More About the Events

In line with the National Standards for Community Engagement the three linked events were to be inclusive, supported and well-planned. The methods used further reflected the Standards by ensuring that the sessions were experienced by children (aged 10 to 12 years old), young people (aged 14 to 18 years old) and adult duty-bearers as purposeful, creative and enjoyable - in other words, fit for purpose.

Event 1 for children and young people, and Event 2 for adult duty-bearers (see appendices 1a and 1b for the full programmes), followed the same format. The purpose was to capture views on the lived experience of children and young people, and to prepare both parties in the process for the final joint event by focusing on:

  • What do children and young people need to be healthy, happy and safe and live their life with dignity at home, in school and in the community?
  • What barriers are there to this?
  • Some initial reflection on the question: What can we do to deliver what children and young people need and address barriers?
  • Considering Edinburgh, what is it we like and don't like about our City?

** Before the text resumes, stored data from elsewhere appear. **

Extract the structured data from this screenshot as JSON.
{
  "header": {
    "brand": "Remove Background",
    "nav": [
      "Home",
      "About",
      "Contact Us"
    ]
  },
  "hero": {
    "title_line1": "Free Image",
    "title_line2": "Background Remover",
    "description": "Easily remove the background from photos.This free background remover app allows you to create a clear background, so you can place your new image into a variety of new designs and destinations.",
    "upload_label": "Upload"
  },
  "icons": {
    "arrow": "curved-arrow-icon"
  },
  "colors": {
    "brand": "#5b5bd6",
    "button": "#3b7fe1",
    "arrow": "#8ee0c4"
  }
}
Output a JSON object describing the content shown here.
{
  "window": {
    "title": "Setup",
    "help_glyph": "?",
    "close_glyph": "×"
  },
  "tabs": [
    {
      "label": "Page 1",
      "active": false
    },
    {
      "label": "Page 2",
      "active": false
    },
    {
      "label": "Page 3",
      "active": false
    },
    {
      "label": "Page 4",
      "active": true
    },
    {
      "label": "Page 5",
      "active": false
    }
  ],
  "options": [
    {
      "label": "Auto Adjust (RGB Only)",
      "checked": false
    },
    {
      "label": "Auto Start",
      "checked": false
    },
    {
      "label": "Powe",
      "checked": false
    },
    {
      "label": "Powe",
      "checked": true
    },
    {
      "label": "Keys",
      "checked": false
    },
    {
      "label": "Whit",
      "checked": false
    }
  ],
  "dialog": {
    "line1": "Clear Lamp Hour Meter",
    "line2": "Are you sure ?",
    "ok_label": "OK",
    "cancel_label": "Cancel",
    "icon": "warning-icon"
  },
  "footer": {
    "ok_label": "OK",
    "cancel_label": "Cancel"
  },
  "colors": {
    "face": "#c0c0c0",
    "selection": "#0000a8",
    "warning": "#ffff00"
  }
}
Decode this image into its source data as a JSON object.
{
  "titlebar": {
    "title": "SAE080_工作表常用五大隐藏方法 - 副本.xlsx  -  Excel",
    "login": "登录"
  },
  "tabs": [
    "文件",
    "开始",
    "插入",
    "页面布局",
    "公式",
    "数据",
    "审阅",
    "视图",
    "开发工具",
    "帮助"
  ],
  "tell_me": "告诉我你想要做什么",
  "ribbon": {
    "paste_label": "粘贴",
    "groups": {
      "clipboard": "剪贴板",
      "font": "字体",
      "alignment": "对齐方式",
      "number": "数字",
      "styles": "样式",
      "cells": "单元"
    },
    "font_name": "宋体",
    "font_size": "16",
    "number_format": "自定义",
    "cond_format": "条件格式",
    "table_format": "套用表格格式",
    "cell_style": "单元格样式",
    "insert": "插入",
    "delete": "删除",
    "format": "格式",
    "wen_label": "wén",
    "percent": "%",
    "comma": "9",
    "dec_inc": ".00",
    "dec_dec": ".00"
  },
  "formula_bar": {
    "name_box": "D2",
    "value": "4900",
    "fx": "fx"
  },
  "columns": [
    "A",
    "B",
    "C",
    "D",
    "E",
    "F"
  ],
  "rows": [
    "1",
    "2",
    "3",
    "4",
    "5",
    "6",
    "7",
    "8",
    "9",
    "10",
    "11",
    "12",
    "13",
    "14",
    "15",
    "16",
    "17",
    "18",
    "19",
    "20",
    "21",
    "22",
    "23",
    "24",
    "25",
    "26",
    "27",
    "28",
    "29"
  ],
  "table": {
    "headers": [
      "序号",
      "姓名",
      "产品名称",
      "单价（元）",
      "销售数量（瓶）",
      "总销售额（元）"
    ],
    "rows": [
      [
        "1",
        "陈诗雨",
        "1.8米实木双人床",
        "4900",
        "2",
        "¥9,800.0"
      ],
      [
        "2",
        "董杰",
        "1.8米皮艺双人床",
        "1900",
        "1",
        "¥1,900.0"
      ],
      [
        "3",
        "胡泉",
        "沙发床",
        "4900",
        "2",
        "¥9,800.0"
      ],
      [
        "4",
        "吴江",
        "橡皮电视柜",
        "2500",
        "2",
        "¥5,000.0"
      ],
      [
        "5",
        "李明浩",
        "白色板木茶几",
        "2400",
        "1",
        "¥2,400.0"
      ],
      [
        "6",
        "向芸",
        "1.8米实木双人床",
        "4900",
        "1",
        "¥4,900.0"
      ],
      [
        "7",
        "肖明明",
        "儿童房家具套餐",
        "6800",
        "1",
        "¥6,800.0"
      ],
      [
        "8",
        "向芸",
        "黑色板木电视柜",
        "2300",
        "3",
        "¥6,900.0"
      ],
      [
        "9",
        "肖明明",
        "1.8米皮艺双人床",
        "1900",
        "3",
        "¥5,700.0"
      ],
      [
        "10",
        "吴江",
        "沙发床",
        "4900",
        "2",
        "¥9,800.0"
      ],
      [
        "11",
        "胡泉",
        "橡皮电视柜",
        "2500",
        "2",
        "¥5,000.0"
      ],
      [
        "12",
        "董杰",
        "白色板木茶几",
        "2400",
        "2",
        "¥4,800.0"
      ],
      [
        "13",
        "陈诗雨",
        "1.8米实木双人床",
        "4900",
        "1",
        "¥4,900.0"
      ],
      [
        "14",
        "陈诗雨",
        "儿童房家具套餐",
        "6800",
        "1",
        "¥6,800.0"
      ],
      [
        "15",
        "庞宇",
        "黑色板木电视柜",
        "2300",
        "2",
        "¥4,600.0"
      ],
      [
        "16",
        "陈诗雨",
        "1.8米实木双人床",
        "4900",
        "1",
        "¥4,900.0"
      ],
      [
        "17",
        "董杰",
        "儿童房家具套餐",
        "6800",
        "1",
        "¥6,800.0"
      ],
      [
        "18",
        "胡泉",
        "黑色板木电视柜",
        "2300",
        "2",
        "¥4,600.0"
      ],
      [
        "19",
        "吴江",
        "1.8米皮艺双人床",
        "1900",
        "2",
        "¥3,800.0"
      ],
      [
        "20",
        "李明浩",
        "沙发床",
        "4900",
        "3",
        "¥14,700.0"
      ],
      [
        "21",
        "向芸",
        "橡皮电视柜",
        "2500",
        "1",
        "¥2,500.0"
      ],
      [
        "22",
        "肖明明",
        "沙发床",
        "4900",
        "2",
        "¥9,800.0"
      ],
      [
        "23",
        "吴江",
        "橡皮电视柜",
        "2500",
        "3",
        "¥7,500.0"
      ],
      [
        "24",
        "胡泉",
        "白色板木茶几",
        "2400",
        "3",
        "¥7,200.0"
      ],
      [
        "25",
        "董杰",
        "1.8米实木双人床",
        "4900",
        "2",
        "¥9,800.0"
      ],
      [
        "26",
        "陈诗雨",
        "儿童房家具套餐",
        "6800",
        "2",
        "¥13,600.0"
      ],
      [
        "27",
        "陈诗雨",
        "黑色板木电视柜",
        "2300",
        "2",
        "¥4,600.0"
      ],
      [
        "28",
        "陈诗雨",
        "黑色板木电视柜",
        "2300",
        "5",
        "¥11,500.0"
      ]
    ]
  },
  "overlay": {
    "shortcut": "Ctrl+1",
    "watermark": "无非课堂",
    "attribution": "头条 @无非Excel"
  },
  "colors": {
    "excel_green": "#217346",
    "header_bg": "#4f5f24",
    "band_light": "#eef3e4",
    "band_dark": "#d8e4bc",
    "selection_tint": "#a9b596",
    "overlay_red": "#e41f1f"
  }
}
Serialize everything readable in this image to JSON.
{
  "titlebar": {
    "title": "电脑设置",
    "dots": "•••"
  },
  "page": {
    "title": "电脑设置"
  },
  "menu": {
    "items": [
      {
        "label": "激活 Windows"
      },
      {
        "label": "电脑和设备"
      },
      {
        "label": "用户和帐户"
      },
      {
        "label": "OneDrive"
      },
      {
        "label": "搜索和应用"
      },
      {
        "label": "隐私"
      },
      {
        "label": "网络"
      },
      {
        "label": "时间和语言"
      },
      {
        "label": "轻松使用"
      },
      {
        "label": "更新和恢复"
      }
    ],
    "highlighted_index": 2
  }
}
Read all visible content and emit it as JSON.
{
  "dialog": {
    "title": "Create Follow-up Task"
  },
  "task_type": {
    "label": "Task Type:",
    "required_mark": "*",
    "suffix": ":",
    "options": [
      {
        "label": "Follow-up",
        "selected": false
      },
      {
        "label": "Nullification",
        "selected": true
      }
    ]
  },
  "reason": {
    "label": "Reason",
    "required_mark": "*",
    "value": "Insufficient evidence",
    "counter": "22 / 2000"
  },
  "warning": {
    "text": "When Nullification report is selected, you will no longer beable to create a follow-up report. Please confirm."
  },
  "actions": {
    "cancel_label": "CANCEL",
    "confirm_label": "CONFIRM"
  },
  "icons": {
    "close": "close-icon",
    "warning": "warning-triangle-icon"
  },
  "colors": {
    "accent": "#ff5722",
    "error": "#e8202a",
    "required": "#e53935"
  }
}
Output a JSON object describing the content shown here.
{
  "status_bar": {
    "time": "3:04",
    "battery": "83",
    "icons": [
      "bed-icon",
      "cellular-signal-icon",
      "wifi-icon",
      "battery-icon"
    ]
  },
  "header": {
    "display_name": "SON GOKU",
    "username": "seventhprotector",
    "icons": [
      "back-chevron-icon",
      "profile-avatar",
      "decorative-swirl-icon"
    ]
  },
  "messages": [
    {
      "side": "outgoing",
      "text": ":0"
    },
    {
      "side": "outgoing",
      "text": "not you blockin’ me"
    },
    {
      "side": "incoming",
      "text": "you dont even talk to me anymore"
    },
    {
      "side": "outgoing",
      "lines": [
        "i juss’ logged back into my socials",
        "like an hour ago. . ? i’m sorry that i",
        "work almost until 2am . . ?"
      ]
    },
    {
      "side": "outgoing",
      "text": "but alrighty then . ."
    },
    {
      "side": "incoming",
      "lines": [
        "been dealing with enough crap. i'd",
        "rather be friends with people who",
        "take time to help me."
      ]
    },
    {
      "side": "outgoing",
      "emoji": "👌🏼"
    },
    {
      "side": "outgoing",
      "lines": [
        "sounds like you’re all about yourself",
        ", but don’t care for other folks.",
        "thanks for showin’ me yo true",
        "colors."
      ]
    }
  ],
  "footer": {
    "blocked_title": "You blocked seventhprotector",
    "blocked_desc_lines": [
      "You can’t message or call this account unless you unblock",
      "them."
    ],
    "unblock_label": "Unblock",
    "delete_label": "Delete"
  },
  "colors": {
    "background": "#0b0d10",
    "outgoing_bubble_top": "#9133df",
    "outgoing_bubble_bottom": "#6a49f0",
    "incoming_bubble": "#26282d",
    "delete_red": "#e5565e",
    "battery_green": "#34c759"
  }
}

Choosing to work with children/young people and then adults in the same way created an opportunity to emphasise the key message that good community engagement starts from the lived experience of the community of interest, and by using approaches they can connect with. For adults, who were steeped in their own services and the work they do day-to-day, it was important to focus clearly on children and young people's needs and rights rather than on adult perceptions of constraints of management or budgets. For the pilot, the explicit intention was to build an approach to Children's Service Planning from the bottom up. Finally, in terms of Event 1 and 2, the participants also began some consideration of the challenge to be considered further in Event 3: What can we do to deliver what children and young people need and address barriers?

Project partners also undertook work between sessions to keep participants on board. Prior to their engagement in the joint/final event (Event 3) children, young people and adults received feedback from their events via summary graphic representations of some of the exercise completed in small groups (see appendices 2 and 4). The children were all visited back in their own school groups to keep conversations going and to address any anxieties - although there were none. When they came together for Event 3 children, young people and adults entered the room with curiosity and excitement, keen to share further. It was evident that the familiarity children and young people had with the approach enabled them to lead and engage fully in the mixed task-oriented groups allocated to them.

Event 3 (see appendix 1c) brought further focus on delivering on the National Standards for Community Engagement in terms of working together and impact by supporting participants to focus on some shared areas of interest and concern, to deepen understanding on the perspectives of others through intergenerational conversations, and to articulate ideas for action and ideas for change.

Specifically, Event 3 sought to take adult duty-bearers to a point where they could identify individual pledges on further action. This began as a collective task with children and young people so that at the end of each block of work the mixed groups were asked to identify ideas for change/ideas for action for families, for schools or colleges or workplaces, for communities or for our city (see the later section Key themes and ideas for action and change). Then, the day ended with adult duty-bearers identifying what they can do and will do for children and young people (see the later section Adult duty-bearers: Planned Action).